Stopping criterion is linesearch alpha is zero but the next to last and final energy are the same. The convergence is similar for GPU enabled lammps with mixed and double precision, but different without GPU. I have searched the user list and saw comments that said this could be because my system has bad initial geometry and not dynamically stable. I have visualised the minimisation for all of them, and saw no significantly unphysical behaviour (which at least shows that my force field settings work relatively fine). Can anyone suggest reasons, and what I should do to fix this?
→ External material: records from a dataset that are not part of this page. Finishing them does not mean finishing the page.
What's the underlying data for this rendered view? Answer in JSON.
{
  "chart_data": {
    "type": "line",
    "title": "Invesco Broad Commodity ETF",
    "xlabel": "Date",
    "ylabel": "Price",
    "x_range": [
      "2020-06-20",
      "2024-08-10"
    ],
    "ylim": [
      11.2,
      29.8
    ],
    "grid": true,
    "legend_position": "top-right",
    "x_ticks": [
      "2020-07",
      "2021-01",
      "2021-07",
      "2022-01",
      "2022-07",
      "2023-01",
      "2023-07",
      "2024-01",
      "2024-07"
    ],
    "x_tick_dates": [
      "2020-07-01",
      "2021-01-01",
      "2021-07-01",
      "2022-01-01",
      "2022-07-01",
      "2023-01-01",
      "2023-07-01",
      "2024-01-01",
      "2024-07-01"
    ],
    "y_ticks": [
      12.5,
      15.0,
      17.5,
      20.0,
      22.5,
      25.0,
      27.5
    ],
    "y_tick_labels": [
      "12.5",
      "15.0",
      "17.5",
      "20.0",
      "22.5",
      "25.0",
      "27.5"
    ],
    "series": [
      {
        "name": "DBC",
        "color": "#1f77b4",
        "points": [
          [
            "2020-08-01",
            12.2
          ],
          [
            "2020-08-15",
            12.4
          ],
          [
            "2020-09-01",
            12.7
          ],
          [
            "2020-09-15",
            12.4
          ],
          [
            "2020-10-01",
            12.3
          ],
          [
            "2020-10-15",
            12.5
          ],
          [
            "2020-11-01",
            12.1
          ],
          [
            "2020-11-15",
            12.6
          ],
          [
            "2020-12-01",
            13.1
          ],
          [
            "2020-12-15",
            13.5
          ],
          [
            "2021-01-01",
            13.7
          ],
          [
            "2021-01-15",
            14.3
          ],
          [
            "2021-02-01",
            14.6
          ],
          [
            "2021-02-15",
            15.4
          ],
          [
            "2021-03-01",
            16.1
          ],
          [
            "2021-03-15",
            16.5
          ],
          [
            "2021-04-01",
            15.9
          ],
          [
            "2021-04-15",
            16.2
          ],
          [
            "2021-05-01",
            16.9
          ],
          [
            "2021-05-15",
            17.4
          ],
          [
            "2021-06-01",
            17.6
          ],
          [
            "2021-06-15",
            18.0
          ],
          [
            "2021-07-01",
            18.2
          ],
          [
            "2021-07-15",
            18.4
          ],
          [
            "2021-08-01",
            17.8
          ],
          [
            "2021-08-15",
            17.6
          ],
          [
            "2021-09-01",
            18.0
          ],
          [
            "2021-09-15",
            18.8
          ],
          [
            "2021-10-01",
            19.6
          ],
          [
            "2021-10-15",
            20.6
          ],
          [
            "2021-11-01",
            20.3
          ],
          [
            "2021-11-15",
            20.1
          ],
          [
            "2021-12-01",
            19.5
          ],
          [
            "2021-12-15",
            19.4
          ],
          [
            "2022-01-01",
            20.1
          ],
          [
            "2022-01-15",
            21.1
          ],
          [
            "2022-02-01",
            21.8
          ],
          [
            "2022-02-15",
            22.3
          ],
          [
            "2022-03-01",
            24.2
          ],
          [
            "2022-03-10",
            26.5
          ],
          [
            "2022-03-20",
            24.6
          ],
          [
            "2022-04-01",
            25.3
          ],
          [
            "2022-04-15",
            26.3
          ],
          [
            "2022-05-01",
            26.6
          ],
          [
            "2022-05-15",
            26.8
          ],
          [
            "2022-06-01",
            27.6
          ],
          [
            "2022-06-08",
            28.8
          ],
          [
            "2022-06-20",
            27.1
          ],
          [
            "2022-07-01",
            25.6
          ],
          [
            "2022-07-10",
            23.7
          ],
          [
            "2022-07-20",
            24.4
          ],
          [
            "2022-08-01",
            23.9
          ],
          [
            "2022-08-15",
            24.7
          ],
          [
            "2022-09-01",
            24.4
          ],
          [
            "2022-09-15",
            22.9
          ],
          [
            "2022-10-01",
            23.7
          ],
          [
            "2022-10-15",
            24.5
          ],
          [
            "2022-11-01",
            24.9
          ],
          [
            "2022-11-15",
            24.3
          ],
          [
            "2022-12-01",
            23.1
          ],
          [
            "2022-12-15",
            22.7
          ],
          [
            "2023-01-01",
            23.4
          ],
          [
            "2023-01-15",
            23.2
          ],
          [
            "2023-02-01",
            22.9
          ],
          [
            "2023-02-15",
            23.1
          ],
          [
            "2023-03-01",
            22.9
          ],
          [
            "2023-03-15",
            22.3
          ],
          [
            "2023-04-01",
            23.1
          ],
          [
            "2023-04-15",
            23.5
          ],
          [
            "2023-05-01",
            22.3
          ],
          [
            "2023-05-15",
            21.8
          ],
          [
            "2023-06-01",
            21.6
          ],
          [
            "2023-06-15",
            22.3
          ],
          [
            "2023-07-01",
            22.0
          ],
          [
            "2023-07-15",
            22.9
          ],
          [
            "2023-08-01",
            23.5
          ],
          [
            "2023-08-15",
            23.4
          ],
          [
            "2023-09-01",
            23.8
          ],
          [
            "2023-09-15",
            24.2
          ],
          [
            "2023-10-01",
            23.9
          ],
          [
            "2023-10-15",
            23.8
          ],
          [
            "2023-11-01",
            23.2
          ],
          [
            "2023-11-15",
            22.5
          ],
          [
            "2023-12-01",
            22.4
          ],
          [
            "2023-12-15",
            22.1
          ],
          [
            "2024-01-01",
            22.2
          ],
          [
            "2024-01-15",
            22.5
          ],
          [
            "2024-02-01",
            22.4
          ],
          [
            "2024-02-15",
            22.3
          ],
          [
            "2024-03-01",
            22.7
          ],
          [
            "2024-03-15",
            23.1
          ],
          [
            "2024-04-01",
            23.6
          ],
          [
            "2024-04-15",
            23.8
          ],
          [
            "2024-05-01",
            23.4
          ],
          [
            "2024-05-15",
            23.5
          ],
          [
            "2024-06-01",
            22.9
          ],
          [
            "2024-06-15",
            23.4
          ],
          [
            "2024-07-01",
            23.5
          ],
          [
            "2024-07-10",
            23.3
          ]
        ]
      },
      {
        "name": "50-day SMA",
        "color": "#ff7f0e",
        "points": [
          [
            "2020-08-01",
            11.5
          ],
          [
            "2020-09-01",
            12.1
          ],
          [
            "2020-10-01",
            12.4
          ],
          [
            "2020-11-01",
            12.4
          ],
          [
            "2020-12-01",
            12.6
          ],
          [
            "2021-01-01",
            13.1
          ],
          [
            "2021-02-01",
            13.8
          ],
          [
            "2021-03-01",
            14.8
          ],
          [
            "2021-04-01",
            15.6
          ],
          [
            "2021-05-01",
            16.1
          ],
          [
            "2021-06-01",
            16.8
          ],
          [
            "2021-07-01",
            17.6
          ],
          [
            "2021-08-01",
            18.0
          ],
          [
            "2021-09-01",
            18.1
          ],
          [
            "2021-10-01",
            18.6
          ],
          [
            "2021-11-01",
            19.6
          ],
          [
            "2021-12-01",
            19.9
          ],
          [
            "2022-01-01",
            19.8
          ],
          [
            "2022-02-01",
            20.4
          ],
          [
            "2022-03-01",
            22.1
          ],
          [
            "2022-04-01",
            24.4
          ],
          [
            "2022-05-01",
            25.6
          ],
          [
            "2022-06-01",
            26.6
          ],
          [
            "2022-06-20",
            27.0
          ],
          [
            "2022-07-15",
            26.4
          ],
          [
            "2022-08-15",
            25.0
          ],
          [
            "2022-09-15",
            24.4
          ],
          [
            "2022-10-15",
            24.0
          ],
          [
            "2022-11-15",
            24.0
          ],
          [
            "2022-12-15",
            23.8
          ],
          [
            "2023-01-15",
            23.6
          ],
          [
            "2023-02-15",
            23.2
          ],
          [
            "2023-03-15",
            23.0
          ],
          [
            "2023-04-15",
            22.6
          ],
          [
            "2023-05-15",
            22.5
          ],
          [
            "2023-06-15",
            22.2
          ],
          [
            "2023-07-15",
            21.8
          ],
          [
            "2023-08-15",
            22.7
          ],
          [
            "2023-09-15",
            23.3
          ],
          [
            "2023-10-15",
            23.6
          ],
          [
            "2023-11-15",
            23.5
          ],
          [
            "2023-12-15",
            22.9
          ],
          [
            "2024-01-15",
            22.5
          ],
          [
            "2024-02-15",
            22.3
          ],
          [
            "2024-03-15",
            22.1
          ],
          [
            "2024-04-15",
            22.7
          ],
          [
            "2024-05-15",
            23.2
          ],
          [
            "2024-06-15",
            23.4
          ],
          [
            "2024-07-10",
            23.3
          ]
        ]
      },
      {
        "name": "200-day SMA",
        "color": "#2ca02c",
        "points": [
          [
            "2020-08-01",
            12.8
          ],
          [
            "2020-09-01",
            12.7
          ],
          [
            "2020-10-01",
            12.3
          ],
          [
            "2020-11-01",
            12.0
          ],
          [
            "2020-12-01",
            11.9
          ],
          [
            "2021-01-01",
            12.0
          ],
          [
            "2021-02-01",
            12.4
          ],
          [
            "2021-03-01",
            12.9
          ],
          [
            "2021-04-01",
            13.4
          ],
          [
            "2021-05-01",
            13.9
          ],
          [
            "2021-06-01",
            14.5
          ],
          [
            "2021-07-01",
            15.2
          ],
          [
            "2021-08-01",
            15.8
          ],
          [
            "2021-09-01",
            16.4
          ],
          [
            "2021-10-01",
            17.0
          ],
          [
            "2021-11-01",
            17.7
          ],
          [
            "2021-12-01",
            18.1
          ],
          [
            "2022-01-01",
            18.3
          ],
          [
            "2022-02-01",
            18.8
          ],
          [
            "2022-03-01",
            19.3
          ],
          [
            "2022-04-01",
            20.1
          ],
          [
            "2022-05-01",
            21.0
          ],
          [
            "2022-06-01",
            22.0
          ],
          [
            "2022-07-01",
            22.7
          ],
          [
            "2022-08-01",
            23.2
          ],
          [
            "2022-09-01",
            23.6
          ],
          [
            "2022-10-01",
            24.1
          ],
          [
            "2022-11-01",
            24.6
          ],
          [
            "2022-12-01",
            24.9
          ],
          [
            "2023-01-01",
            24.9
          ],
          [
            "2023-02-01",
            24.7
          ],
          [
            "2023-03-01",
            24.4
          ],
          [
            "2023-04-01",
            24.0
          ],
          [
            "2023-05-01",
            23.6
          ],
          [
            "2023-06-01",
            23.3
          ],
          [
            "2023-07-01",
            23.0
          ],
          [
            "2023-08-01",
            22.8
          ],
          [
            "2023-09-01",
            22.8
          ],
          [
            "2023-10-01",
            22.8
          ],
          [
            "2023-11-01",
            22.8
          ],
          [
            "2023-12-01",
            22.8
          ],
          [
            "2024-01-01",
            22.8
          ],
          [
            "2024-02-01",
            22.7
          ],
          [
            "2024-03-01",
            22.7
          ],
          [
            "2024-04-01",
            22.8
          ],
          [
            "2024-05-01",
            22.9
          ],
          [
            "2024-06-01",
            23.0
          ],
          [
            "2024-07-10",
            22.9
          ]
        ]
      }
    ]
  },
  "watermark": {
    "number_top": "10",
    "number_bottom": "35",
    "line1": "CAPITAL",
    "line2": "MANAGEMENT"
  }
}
what is there to fix? you have a system with 300,000 degrees of
freedom, so you are searching a minimum in 300,000-dimensional
potential hypersurface. there are extremely many local minima, and
because you start from a very high potential energy point, it is very
likely, that the tiniest difference can result in a completely
different minimization path leading to a different (local) minimum.

if you believe, there is a significant difference between the CPU and
GPU implementation of the pair styles, you have to provide better
proof with a smaller system.

axel.

Hi Axel,

Thanks for your reply. I will do a test for a smaller system to see if there’s any difference.